Remembering the Holocaust is about reminding ourselves how quickly verbal racism and anti-Semitism can turn into acts of murder.
On 29 and 30 September 1941, in less than 36 hours, SS units shot dead more than 33,000 Jews at a ravine near Kiev. Since then, the name ‘Babi Yar’ is a synonym for one of the worst massacres ever committed in the history of mankind.
In the two weeks following this atrocity, a further 18,000 men, women and children were murdered at that site. For the Nazi regime, the massacre was a test case for the implementation of the plan to exterminate European Jewry, a plan that was formally approved a few months later at the Wannsee Conference.
Babi Yar had been prepared meticulously. It involved not only special SS killing units, but also regular German army units, as well as allied Ukrainian groups.All of them were an integral part in the planning and execution of this massacre.
On 28 September 1941, notices were posted across Kiev calling on the city’s Jews to present themselves the following day with identification documents, money and valuables, and warm clothing, in order to be evacuated. Anyone refusing to follow the order was to be executed.
The previous day, more than 100,000 rounds of ammunition from Wehrmacht stocks had arrived in Kiev. Nonetheless, the Germans expected that only a few thousand of the remaining 50,000 Jews (the remainder had fled before the German troops arrived) in the city would show up, but more than 30,000 did. They did so in the hope to be resettled and thus survive.
However, the Germans had something else in mind.
After being stripped of all their belongings and clothes, thousands were led into the ravine, which is located next to an old Jewish cemetery, and shot dead.
The Babi Yar survivor Dina Pronicheva remembered the scene: “We were surrounded by fascists with submachine guns, Ukrainian policemen, and ferocious dogs who were ready to tear a human being to pieces. And then, I could not leave my mother alone. I embraced her, burst into tears but was unable to leave her. Mother pushed me away and yelled ‘Hurry!’”
The corpses stacked up in layers; the scene must have been unspeakably gruesome. But the slaughter continued for 36 hours. At the same time, the killers kept exact records. In an “event report” to the SS leadership in Berlin dated 1 October 1941, 33,771 Jews were reported to have been liquidated.

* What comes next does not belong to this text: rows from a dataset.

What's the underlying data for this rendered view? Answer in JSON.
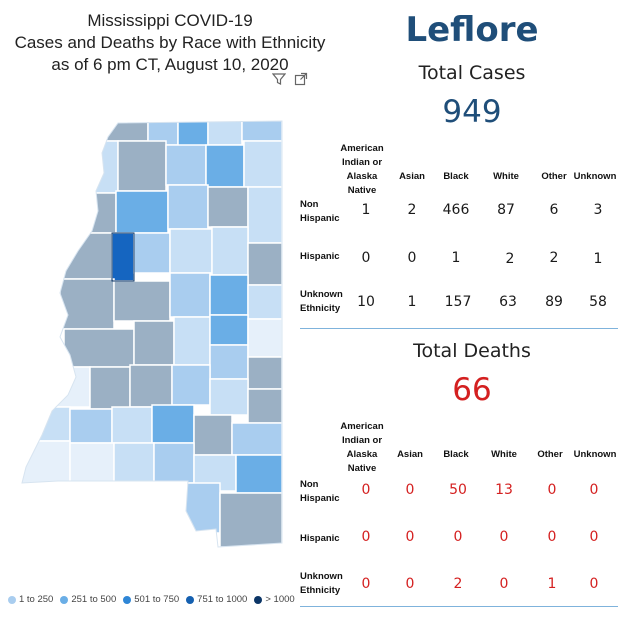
{
  "title": {
    "line1": "Mississippi COVID-19",
    "line2": "Cases and Deaths by Race with Ethnicity",
    "line3": "as of 6 pm CT, August 10, 2020"
  },
  "toolbar": {
    "filter_icon": "filter-icon",
    "focus_icon": "focus-mode-icon"
  },
  "county": "Leflore",
  "cases": {
    "label": "Total Cases",
    "total": "949",
    "columns": [
      "American Indian or Alaska Native",
      "Asian",
      "Black",
      "White",
      "Other",
      "Unknown"
    ],
    "rows": [
      {
        "label": "Non Hispanic",
        "values": [
          "1",
          "2",
          "466",
          "87",
          "6",
          "3"
        ]
      },
      {
        "label": "Hispanic",
        "values": [
          "0",
          "0",
          "1",
          "2",
          "2",
          "1"
        ]
      },
      {
        "label": "Unknown Ethnicity",
        "values": [
          "10",
          "1",
          "157",
          "63",
          "89",
          "58"
        ]
      }
    ]
  },
  "deaths": {
    "label": "Total Deaths",
    "total": "66",
    "columns": [
      "American Indian or Alaska Native",
      "Asian",
      "Black",
      "White",
      "Other",
      "Unknown"
    ],
    "rows": [
      {
        "label": "Non Hispanic",
        "values": [
          "0",
          "0",
          "50",
          "13",
          "0",
          "0"
        ]
      },
      {
        "label": "Hispanic",
        "values": [
          "0",
          "0",
          "0",
          "0",
          "0",
          "0"
        ]
      },
      {
        "label": "Unknown Ethnicity",
        "values": [
          "0",
          "0",
          "2",
          "0",
          "1",
          "0"
        ]
      }
    ]
  },
  "legend": [
    {
      "label": "1 to 250",
      "color": "#a9cdef"
    },
    {
      "label": "251 to 500",
      "color": "#6aaee6"
    },
    {
      "label": "501 to 750",
      "color": "#2f86d6"
    },
    {
      "label": "751 to 1000",
      "color": "#1560b0"
    },
    {
      "label": "> 1000",
      "color": "#0b3566"
    }
  ],
  "colors": {
    "county_title": "#1f4e79",
    "cases_total": "#1f4e79",
    "deaths": "#d42020",
    "separator": "#7fb3dc",
    "selected_county": "#1565c0",
    "unselected_county": "#9bb0c4"
  }
}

The mass murder went like clockwork. The Wehrmacht, the regular German army, also played along.
Less than 30 people survived the slaughter. Dina Pronicheva was one of them. She had fallen into the pit before a bullet could hit her, and after nightfall she was able to able to crawl out of the huge heap of corpses, which had already been covered with sand.
Another survivor recalled: “The bodies of old men rested on the bodies of children, who lay on the bodies of their dead mothers.”
Even for the hardened killers of the SS, what had happened at Babi Yar was too horrible to reveal to the public, and the Germans later tried to conceal their atrocious crime by forcing laborers to exhume the bodies in order to burn them. But the massacre had been too big to conceal.
Where Anti-Semitism Can Lead
More and more people question the purpose of such memorials. Others ask: Shouldn’t we rather focus on what’s happening today, in Syria, in Iraq, and in many other places around the world?
Has Holocaust remembrance become dispensible? Have the Germans, and the world, learned the lessons of the murder of six million Jews? Do we still need such official acts of remembrance? We do.
To be clear: Remembering these crimes is not a ritual, or even a way to put an entire people in the dock.
Remembering the Holocaust is about reminding ourselves how quickly verbal racism and anti-Semitism can turn into acts of murder. It took the Nazis only a few years to turn people into well-functioning serial killers. The fanatical hatred of Jews with which they had been imbued worked very quickly.
Where the history of the Holocaust is not taught in schools, or where the Holocaust is even questioned by government officials, indoctrinating people with hatred against Jews and other minorities is much easier.
Very few people are now left who can still tell us about what they went through during World War II. Therefore, we need official acts of remembrance because they send an important signal.
The remembrance of the Shoah and other crimes must remain a key element in the education of young people. Of course, it’s not necessary to focus only on the negative aspects of one’s past, and the positive ones deserve to be highlighted.
And yet, in a nation or a society that is conscious of its past crimes, it is much harder for fanatics to incite people to commit mass murder.
Last year, the 70th anniversary of the liberation of Auschwitz-Birkenau was marked. There was huge media interest, and it was probably the biggest act of Holocaust remembrance ever held. This was important.
It may be inconvenient to state, but not everybody has learned the lessons of this horrible time. Some even try to glorify war criminals of that time as national heroes.
That is the reason why we need more, and not less remembrance.
It is important that we don’t consign the Holocaust to the history books and slowly forget about it.
If we do, if may come back at some stage. That, by the way, does not only apply to Germany or to Ukraine, but to all countries.